In the present work, and in response to EFS (4–16 Hz), the percentage relaxation of rat corpus cavernosum induced by indomethacin in presence of TP receptor antagonist was not significantly different neither from the effect of indomethacin alone nor from the effect of the antagonist, i.e. the potentiatory effect of indomethacin was significantly inhibited/masked in presence of TP receptor blocker. This indicates that this potentiatory effect may be partially due to the inhibition of the synthesis of the contractile prostanoid TXA2, leading to increasing the availability and/or synthesis of NO and also giving the upper hand to the relaxant prostanoids. The slight potentiatory effect of indomethacin on EFS (2 Hz)-induced relaxation that remained after blocking TXA2 receptors may be attributed to inhibiting the synthesis of other contractile PGs such as PGF2α. These findings suggest that nonselective COX inhibitors may not be of harm concerning cavernosal tissue relaxation. This data remains to be confirmed using isolated human cavernosal tissues.

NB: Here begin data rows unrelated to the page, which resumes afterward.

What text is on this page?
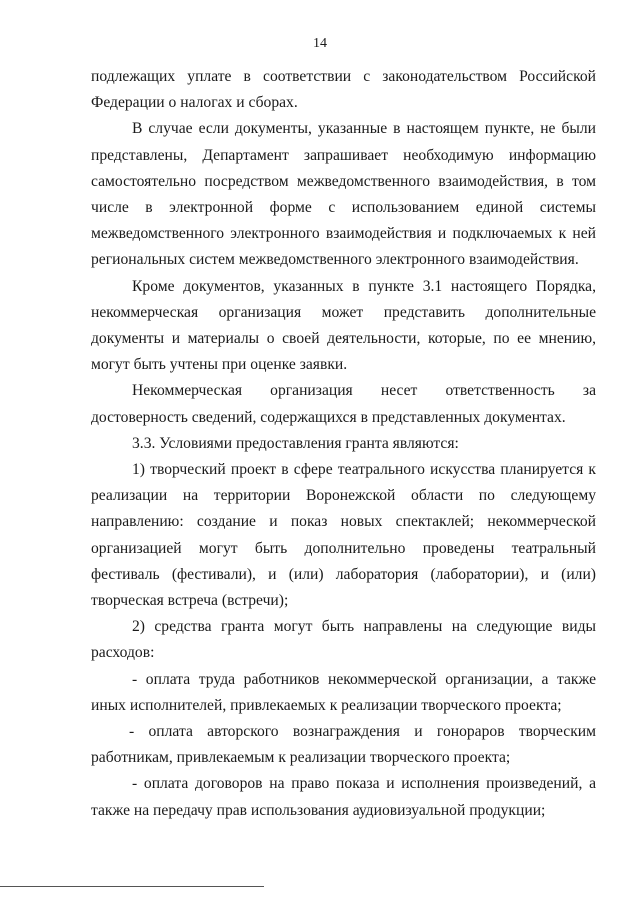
14

подлежащих уплате в соответствии с законодательством Российской Федерации о налогах и сборах.

В случае если документы, указанные в настоящем пункте, не были представлены, Департамент запрашивает необходимую информацию самостоятельно посредством межведомственного взаимодействия, в том числе в электронной форме с использованием единой системы межведомственного электронного взаимодействия и подключаемых к ней региональных систем межведомственного электронного взаимодействия.

Кроме документов, указанных в пункте 3.1 настоящего Порядка, некоммерческая организация может представить дополнительные документы и материалы о своей деятельности, которые, по ее мнению, могут быть учтены при оценке заявки.

Некоммерческая организация несет ответственность за достоверность сведений, содержащихся в представленных документах.

3.3. Условиями предоставления гранта являются:

1) творческий проект в сфере театрального искусства планируется к реализации на территории Воронежской области по следующему направлению: создание и показ новых спектаклей; некоммерческой организацией могут быть дополнительно проведены театральный фестиваль (фестивали), и (или) лаборатория (лаборатории), и (или) творческая встреча (встречи);

2) средства гранта могут быть направлены на следующие виды расходов:

- оплата труда работников некоммерческой организации, а также иных исполнителей, привлекаемых к реализации творческого проекта;

- оплата авторского вознаграждения и гонораров творческим работникам, привлекаемым к реализации творческого проекта;

- оплата договоров на право показа и исполнения произведений, а также на передачу прав использования аудиовизуальной продукции;
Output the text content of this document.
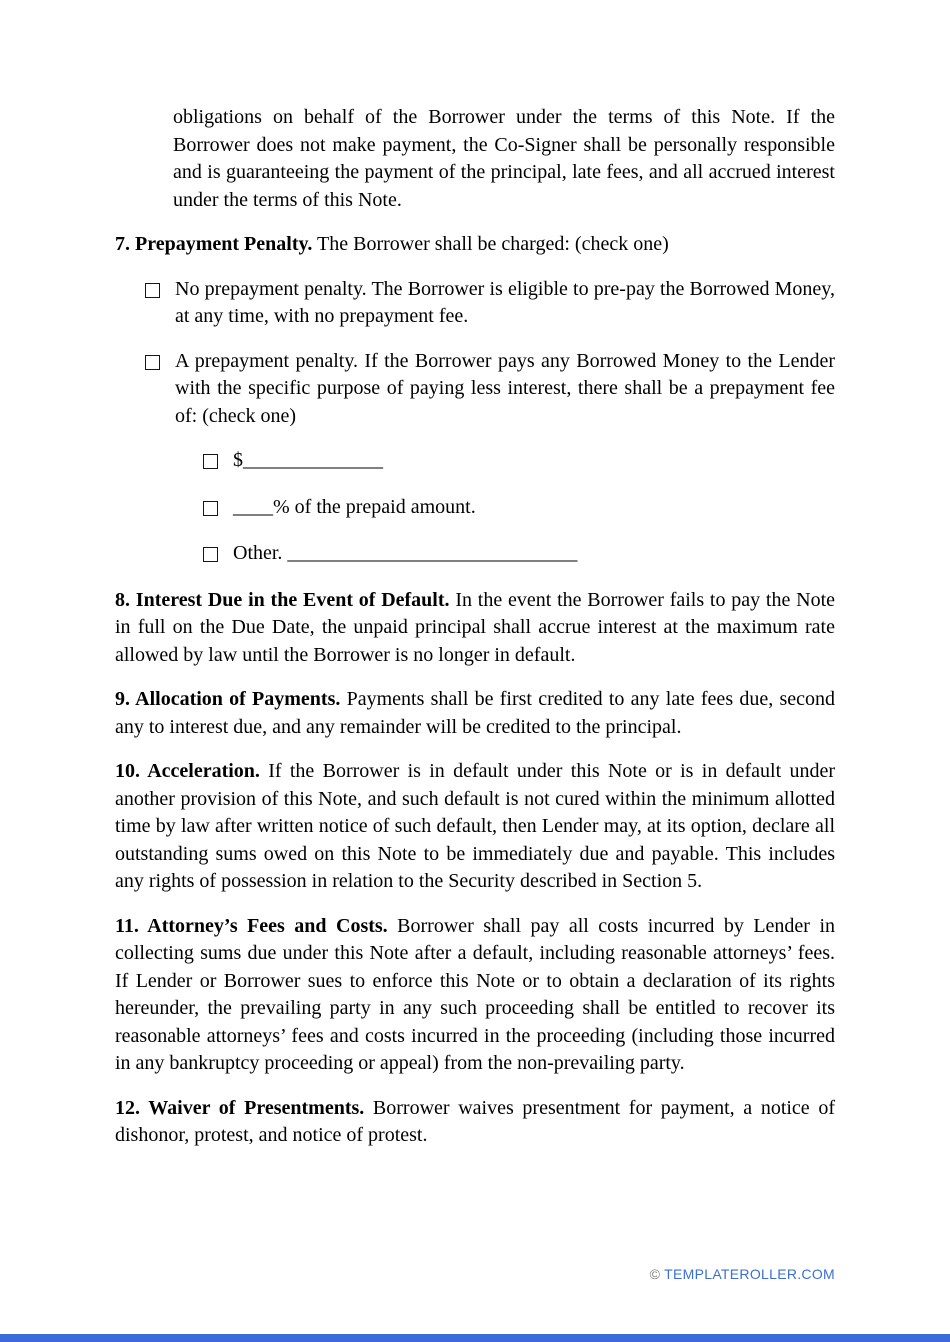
obligations on behalf of the Borrower under the terms of this Note. If the Borrower does not make payment, the Co-Signer shall be personally responsible and is guaranteeing the payment of the principal, late fees, and all accrued interest under the terms of this Note.

7. Prepayment Penalty. The Borrower shall be charged: (check one)

No prepayment penalty. The Borrower is eligible to pre-pay the Borrowed Money, at any time, with no prepayment fee.
A prepayment penalty. If the Borrower pays any Borrowed Money to the Lender with the specific purpose of paying less interest, there shall be a prepayment fee of: (check one)
$______________
____% of the prepaid amount.
Other. _____________________________

8. Interest Due in the Event of Default. In the event the Borrower fails to pay the Note in full on the Due Date, the unpaid principal shall accrue interest at the maximum rate allowed by law until the Borrower is no longer in default.

9. Allocation of Payments. Payments shall be first credited to any late fees due, second any to interest due, and any remainder will be credited to the principal.

10. Acceleration. If the Borrower is in default under this Note or is in default under another provision of this Note, and such default is not cured within the minimum allotted time by law after written notice of such default, then Lender may, at its option, declare all outstanding sums owed on this Note to be immediately due and payable. This includes any rights of possession in relation to the Security described in Section 5.

11. Attorney’s Fees and Costs. Borrower shall pay all costs incurred by Lender in collecting sums due under this Note after a default, including reasonable attorneys’ fees. If Lender or Borrower sues to enforce this Note or to obtain a declaration of its rights hereunder, the prevailing party in any such proceeding shall be entitled to recover its reasonable attorneys’ fees and costs incurred in the proceeding (including those incurred in any bankruptcy proceeding or appeal) from the non-prevailing party.

12. Waiver of Presentments. Borrower waives presentment for payment, a notice of dishonor, protest, and notice of protest.

© TEMPLATEROLLER.COM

Measuring the expression of EP2, EP4 and IP receptors in rat corpus cavernousm and the level of contractile and relaxant PGs synthesized in rats treated with COX inhibitors remains a limitation of the current study. The promising results of this in-vitro study remain to be verified using human corpus cavernosum, in-vivo, as well as in clinical practice.
Conclusion The current study highlights the importance of EP4 receptor agonist in rat corpus cavernosal relaxation ; activation of EP4 receptors could be implicated in mediating the important relaxant effect of PGs in corpus cavernosum. When compared to alprostadil that is already used alone and in combination for the management of erectile dysfunction, EP4 agonist and iloprost as well as the combination of iloprost with sildenafil could be promising in this respect and worth further investigation. A cross-talk between NO/cGMP pathway and PGE1 and PGI2 pathways but not EP4 agonist pathway may exist in rat corpus cavernosum. Nonselective COX inhibitors potentiated both the neuronal and endothelial-mediated relaxation, part of this effect may be attributed to inhibition of TXA2 synthesis. In contrast, selective COX-2 inhibitor may have no significant effect on corpus cavernosal relaxation. So, the use of COX inhibitors may be safe in patients suffering from erectile dysfunction, which needs further clinical investigation.